The Deadly Prelude to South Africa’s First Free Elections

The Deadly Prelude to South Africa’s First Free Elections


Thirty years ago, black South Africans were allowed to vote for the first time as the country celebrated the monumental birth of a democracy. As I write this, South Africa is bathed in warm winter sunlight and South Africans are free.

That day, April 27, 1994, changed the lives of everyone in the country. I was there. But I can only remember it vaguely.

But I still vividly remember the many lives lost leading up to that victorious day, when a proxy war fuelled by elements of the apartheid state pitted ethnic groups against each other. Those who hoped the bloodshed would derail democratic negotiations aptly called it “black violence”.

Four years passed between Nelson Mandela’s release from prison and the first real election, during which time the apartheid government slowly reached agreement with the political leaders it had long oppressed on the terms of its dissolution. 14,000 people died a violent death.

Many South Africans may have chosen to forget.
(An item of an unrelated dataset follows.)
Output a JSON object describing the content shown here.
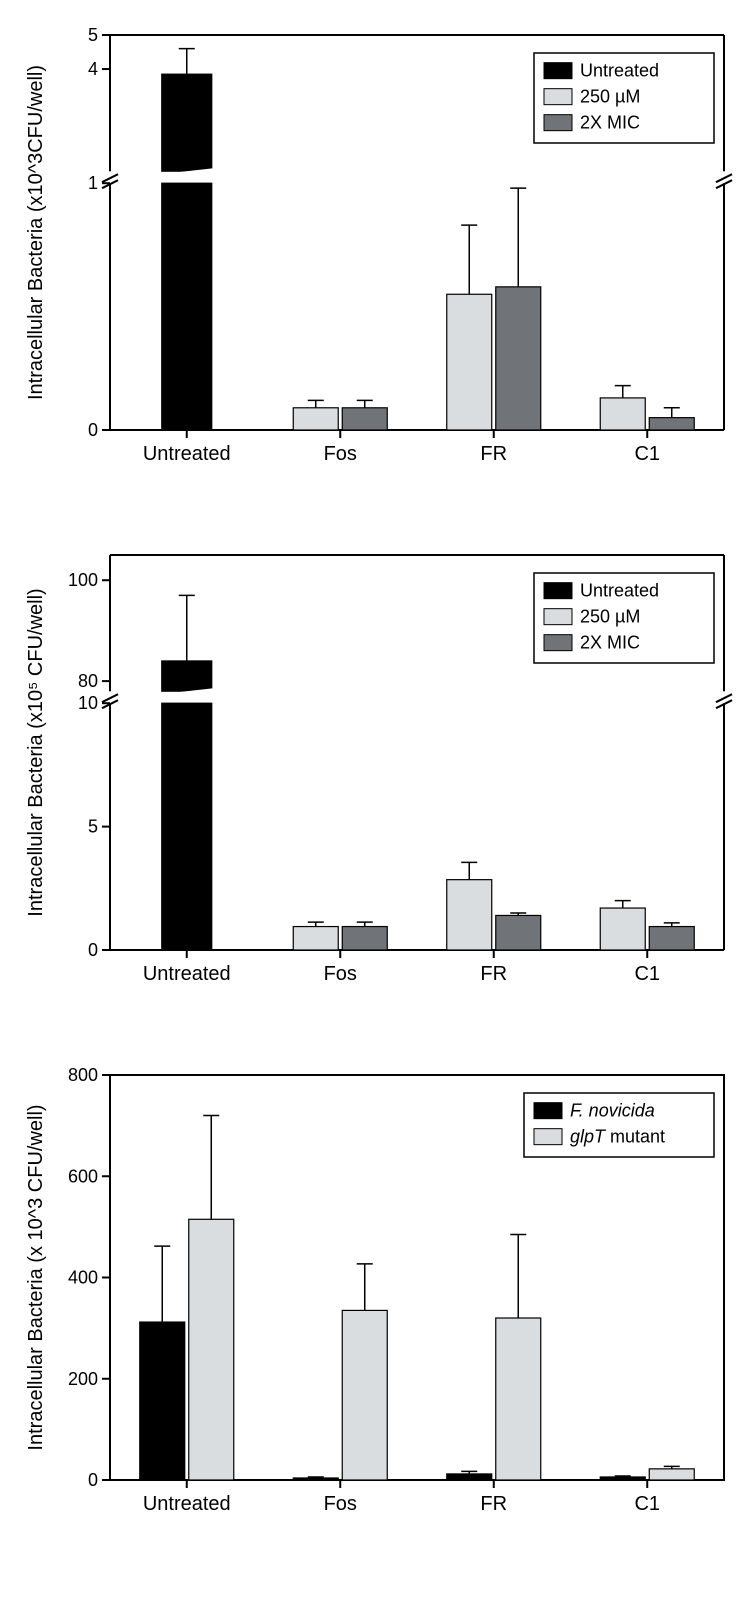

Younger ones may simply not know. But here is what I saw in the months leading up to the vote.

Whole neighborhoods were deserted as people fled their homes. Nameless corpses lay in empty streets for hours before being picked up by hearses. They were displayed on dirt roads as a warning to all.

Nine days before the elections, the country was burning. It was a final push between warring camps. The Inkatha Freedom Party – a powerful Zulu political and cultural movement – was preparing to boycott the election. It said the new arrangement gave too little power to territories like KwaZulu, where it had long ruled. The bodies were piling up.

On that day, April 18, 1994, I was on Khumalo Street in Thokoza, a black township east of Johannesburg.

To my left lay Ken Oosterbroek, mortally wounded; to my right, Greg Marinovich clutched his chest, desperately trying to save his life. Friends and fellow photographers who had dedicated their careers to documenting the violent final years of apartheid lay dead and wounded.

Between 1990 and 1994, nearly 700 people died in Thokoza, hundreds of them on this street. It was one of many. Today, a memorial in Khumalo Street bears the names of the dead, including Ken’s.

When I visited the memorial in late 2016, it was used as a shelter for homeless people who slept next to the inscribed marble wall. It has since been renovated by former members of the Self-Defense Units. The residents – mostly supporters of Mandela’s African National Congress – defended their communities against supporters of the Inkatha Freedom Party.

Macdonald Mabizela, 48, a fighter as a teenager and now a caretaker, explained how they had chased away the vagrants, cleaned the monument and rebuilt part of the perimeter wall that had collapsed after someone drove into it.

Nelson Mandela addressed the nation that evening, calling for calm and an end to the bloodshed – an act he made before taking office as president. Shortly afterwards, the Inkatha Freedom Party announced that it would participate in the election. The ballot papers had been printed without an entry for the party. Stickers were quickly added. It was a stark reminder of how close South Africa had come to civil war.

South Africans voted, and it was a peaceful day, I remember that much. I documented the day, and what should have been a life-changing experience had eluded me. I had just buried a friend, and another was recovering from three gunshot wounds. I voted in Katlehong, just a six-minute drive from where Ken was killed, sent my film to The Associated Press office, and sat by Greg’s side. Two days of voting flew by, and I was barely there.

This week, South Africans will vote again in a national election that is less predictable than any since 1994. At times like these, it is important to remember the past and honour those who paid the highest price as politicians fought their way to power and democracy.